In this DJD volume, one of two in the series dedicated entirely to Aramaic texts from Qumran, Émile Puech provides the editio princeps of 4Q529-549. These manuscripts were originally assigned to one of the early scrolls editors, Père Starcky. Starcky died before he was able to finish his work, which was then passed on to Puech. J. T. Milik also had a hand in interpreting the fragments [End Page 155] that constitute these texts, and his contributions, along with Starcky's, are often—and suitably—acknowledged by Puech.

The volume includes the following manuscripts. 4QWords of Michael (4Q529) is a single fragment of sixteen lines of text and a second fragment of two lines of just over a dozen letters; it reports the "words of the book which Michael spoke to the angels." 4QBook of Giantsb-e (4Q530–533) is four manuscripts of text closely related to Gen 6:1–4 and the Book of the Watchers (1 Enoch 6–16); Puech relates 4Q203 1 to 4Q530–533 as well, and he publishes an appendix including that fragment in this volume. 4QBirth of Noaha-c (4Q534–536) are three manuscripts that seem to have to do with, among other things, the birth of Noah. 4QTestament of Jacob (4Q537) is a single manuscript that Milik in particular was persuaded provides a testamentary-style vision from the patriarch Jacob. Puech relates aspects of the very fragmentary and small manuscript 4QTestament of Judah (4Q538) to the Testament of Judah of the Testaments of the Twelve Patriarchs. Likewise, Puech relates 4QTestament of Joseph (4Q539) to the Testament of Joseph. At one time Puech identified 4QApocryphon of Levia-b? (4Q540–541) as perhaps two more Aramaic texts belonging to Aramaic Levi (4Q213-214), but now he seems content to treat them as an apocryphon somehow connected with the biblical patriarch Levi. 4QTestament of Qahat (4Q542) is preserved in sufficient scope to provide confidence that it is a valedictory speech of the text's namesake to his sons. And finally, 4QVisions of Amrama-g (4Q543–549) are manuscripts claiming to recount Amram's visions as he described them to his sons at his death. While there are differences in how each work is presented depending on the special circumstances affecting it and its representative manuscripts (e.g., 4QBook of Giantsb-e merits an additional section on its relationship with the Book of Giants and the Books of Enoch), Puech usually provides the following elements in presenting each manuscript: a physical description of it, a discussion of its paleography and date, and an analysis of its orthography language. Then follows a transcription of the fragments with notes on readings, a translation, and commentary on the translation. As is typical for Puech, every step is exhaustively accomplished, but receiving special care and attention is the paleographical analysis of each manuscript. Few match Puech on this score.
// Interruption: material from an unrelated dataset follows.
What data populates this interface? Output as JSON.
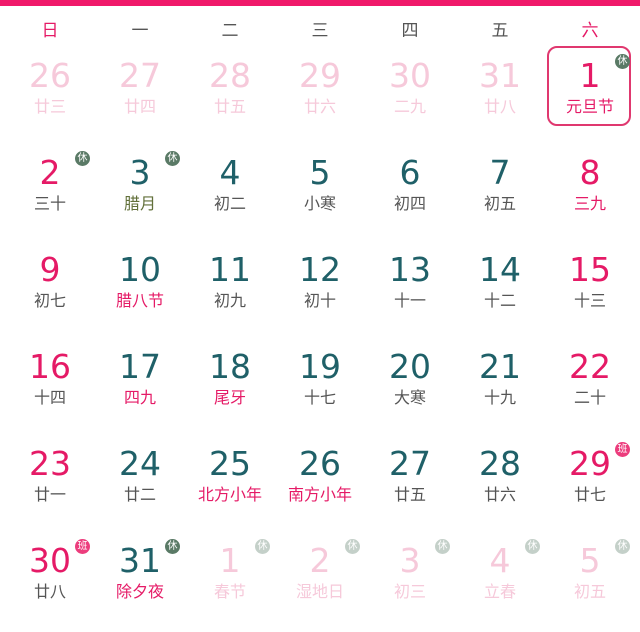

Also typical of Puech are the remarkably full reconstructions of very fragmentary texts. Though one of the less important manuscripts in the volume, 4QTestament of Joseph 2–3 (4Q539) perhaps illustrates this best. Merging two fragments of six and seven lines respectively—and there are never more than ten to twelve letters per line!—Puech fills in the gaps that remain to produce nearly seven full lines of reconstructed text which he relates closely to [End Page 160] Testament of Joseph 15–16 in the Testaments of the Twelve Patriarchs. While his reconstruction is ingenious, it must be noted that it begins with the smallest of hints that the scroll may be related to the Testament of Joseph, brings the two fragments together on that basis, and then fills in the gaps in the joined fragments from what one knows of the Greek testament itself. In other words, it is a reconstruction that depends heavily on comparison with much later material preserved only in Greek. None of this is to counsel readers...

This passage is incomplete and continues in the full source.